Paint by Numbers
I attended the DFW Conference in Dallas last week, which was truly a wonderful experience which I will detail for you in another post, but the topic today is something I heard at the conference. What that was got under my skin so much that I have to exorcise it before it festers.
I’m sure everyone is familiar with the eternal debate/discussion of plotter vs pantser. It’s one of those questions that if you talk to a writer for any length of time will eventually come up. Does your writing process involve making some version of an outline before the actual writing begins (plotting), or do you make up the story as you go along (pantsing)?

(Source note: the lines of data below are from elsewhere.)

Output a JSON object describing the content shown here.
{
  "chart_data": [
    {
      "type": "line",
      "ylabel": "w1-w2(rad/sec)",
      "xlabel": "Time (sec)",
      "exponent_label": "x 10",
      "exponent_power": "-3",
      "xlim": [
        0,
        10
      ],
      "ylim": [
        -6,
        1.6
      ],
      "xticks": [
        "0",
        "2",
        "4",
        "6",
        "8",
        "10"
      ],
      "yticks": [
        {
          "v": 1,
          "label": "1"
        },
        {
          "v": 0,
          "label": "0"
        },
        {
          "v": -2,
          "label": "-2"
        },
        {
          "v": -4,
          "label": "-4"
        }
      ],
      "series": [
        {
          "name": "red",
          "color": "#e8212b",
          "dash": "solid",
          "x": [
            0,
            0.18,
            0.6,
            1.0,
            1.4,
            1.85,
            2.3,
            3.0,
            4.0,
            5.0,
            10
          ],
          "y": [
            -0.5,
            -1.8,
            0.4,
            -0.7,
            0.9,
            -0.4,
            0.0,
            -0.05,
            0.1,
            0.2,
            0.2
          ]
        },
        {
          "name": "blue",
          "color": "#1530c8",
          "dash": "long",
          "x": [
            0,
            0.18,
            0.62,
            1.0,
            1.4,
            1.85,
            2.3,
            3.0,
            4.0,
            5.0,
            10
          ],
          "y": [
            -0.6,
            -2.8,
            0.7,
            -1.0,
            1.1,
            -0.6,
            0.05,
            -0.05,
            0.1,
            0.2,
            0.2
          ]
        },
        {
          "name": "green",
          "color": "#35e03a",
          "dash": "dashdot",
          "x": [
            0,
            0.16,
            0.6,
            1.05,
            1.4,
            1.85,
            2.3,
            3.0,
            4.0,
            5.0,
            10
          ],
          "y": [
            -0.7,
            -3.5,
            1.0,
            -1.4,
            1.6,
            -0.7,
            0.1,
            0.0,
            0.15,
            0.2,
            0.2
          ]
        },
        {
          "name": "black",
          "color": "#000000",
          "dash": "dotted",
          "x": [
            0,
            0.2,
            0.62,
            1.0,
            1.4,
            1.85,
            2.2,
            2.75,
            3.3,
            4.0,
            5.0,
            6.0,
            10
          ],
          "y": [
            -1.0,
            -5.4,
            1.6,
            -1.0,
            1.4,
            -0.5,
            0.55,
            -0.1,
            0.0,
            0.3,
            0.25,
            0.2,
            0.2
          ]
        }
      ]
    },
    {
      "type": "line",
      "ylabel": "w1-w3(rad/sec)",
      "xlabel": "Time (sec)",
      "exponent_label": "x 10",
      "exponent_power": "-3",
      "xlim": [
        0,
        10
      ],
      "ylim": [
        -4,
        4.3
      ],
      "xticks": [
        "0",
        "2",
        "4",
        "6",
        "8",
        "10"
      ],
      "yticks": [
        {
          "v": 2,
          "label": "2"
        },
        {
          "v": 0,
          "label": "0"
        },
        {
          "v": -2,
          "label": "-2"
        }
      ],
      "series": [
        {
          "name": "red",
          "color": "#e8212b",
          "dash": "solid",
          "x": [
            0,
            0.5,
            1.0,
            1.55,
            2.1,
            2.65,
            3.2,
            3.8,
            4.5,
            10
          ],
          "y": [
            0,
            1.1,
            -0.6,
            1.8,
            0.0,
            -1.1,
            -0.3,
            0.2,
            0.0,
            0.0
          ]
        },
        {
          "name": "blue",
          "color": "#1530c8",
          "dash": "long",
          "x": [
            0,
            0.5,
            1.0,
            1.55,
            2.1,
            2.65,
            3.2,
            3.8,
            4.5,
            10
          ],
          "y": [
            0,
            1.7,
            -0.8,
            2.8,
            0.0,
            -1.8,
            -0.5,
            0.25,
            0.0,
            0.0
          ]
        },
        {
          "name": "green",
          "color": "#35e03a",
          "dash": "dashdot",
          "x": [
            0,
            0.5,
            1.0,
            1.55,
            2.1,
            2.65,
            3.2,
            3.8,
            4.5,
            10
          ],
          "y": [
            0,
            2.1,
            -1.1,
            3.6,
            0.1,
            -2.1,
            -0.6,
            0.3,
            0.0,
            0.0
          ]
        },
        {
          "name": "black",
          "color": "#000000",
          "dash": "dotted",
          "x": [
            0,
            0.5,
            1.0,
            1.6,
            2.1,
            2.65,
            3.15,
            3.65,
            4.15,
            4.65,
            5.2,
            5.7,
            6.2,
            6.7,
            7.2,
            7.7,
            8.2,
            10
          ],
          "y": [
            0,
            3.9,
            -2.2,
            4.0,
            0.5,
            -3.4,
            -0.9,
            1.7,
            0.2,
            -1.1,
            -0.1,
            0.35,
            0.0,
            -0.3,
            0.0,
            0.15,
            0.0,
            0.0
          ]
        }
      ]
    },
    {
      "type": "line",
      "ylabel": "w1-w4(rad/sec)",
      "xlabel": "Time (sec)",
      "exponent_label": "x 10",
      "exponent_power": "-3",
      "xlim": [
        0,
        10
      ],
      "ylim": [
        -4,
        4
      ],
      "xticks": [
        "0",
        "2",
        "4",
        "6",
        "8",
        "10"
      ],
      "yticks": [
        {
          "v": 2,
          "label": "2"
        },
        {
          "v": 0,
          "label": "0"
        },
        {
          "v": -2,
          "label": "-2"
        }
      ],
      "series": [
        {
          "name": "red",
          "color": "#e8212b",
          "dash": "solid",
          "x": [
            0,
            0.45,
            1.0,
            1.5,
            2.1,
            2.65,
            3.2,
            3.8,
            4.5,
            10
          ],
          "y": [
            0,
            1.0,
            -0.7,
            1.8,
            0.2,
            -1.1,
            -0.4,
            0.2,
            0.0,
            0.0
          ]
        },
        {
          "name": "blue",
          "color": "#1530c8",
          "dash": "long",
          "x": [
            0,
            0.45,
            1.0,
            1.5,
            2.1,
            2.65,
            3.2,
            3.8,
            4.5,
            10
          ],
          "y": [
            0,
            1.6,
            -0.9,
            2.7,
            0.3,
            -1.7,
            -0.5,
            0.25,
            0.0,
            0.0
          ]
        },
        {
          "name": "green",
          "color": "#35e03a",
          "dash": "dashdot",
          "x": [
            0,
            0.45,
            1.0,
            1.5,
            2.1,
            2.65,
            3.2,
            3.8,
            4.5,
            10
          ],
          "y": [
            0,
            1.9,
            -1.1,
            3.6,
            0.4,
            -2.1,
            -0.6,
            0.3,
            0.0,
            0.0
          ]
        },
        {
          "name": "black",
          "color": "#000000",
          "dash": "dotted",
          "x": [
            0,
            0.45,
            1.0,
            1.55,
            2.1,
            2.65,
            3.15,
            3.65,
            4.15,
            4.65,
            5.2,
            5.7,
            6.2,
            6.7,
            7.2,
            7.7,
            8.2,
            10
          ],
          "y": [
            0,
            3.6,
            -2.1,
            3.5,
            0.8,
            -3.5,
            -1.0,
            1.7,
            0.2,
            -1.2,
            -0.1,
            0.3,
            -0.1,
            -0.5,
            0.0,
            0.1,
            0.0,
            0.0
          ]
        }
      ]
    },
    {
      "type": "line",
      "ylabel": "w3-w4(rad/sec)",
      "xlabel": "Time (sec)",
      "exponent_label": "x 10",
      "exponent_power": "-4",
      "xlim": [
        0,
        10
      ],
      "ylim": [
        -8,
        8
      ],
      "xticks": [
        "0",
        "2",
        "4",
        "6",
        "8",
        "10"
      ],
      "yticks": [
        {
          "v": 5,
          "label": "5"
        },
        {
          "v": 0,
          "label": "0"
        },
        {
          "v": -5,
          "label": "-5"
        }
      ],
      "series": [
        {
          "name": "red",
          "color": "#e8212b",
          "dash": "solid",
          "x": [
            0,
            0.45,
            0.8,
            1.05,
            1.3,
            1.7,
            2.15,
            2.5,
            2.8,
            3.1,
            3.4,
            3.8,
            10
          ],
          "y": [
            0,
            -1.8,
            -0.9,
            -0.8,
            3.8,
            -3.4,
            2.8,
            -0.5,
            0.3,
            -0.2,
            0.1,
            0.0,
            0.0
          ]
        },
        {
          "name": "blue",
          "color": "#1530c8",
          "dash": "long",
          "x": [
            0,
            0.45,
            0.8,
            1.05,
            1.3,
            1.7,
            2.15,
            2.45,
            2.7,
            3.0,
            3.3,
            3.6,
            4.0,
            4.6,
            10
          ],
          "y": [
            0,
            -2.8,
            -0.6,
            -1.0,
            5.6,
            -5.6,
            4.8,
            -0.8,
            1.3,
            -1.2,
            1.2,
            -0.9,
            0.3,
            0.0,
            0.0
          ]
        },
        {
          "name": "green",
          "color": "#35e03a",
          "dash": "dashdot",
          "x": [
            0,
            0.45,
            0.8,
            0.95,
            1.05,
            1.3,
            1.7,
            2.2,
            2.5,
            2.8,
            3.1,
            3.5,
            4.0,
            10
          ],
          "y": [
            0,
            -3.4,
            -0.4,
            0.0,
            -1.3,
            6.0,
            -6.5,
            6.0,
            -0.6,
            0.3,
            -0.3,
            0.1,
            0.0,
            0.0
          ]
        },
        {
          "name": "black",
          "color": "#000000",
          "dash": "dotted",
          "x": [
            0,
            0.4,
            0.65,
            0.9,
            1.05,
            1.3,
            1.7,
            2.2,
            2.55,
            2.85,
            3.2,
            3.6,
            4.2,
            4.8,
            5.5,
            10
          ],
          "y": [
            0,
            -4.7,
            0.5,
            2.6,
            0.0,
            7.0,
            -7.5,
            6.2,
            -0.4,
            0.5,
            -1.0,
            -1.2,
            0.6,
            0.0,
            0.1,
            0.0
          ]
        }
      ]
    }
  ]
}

I’m a plotter…always have been, but I know plenty of writers from both sides of the aisle. Personally, I can’t fathom writing any other way, but I realize there is no ONE RIGHT WAY to write a book. The conversation about which method works the best has always been neutral, both sides realizing that whatever works…works for them. But at the conference this past weekend I heard not one, but TWO, rather famous writers refer to using an outline as “painting by the numbers”. I was in shock the first time it came out, but I chalked it up to the presenter fumbling for a clarifying thought and maybe they ended up expressing themselves poorly. But then I heard it again, from a different presenter! It flew all over me this time. This wasn’t some isolated brain-fart where someone groped for an explanation and chose badly…like a slipping climber latching onto an electrical wire instead of a rope. No, it was as if both authors were saying that those of us who choose to utilize an outline were less creative and not as spontaneous – that marking a canvas ahead of the time for brush strokes limited the creator and compelled them to stay within the lines. Even though one of the writers backtracked later and admitted that using an outline would probably make her a more efficient writer, the damage was already done.
Here’s what bothers me. Though both of the authors may not have meant it in such a way, the connotation their analogy provokes does not shine a favorable light on out-liners. Do any of you wonder if outlining squelches the creative process and forces writers to become regimented and deliberate? Let me enlighten you. Not at all…not for this writer! How common is this belief though? It’s also possible that one of the authors may have actually heard it from the other, which could even be worse. These analogies spread like wildfire, and how many other conferences will these two be speaking at in the near future?
The morale of the story…do not try and explain how different writing styles are viewed through your eyes. The better approach for both of these authors would have been to simply comment with something like – “Outlining doesn’t work for me.” Instead they both chose to explain something in an off-handed manner they clearly don’t understand, and in the process they lost a future reader.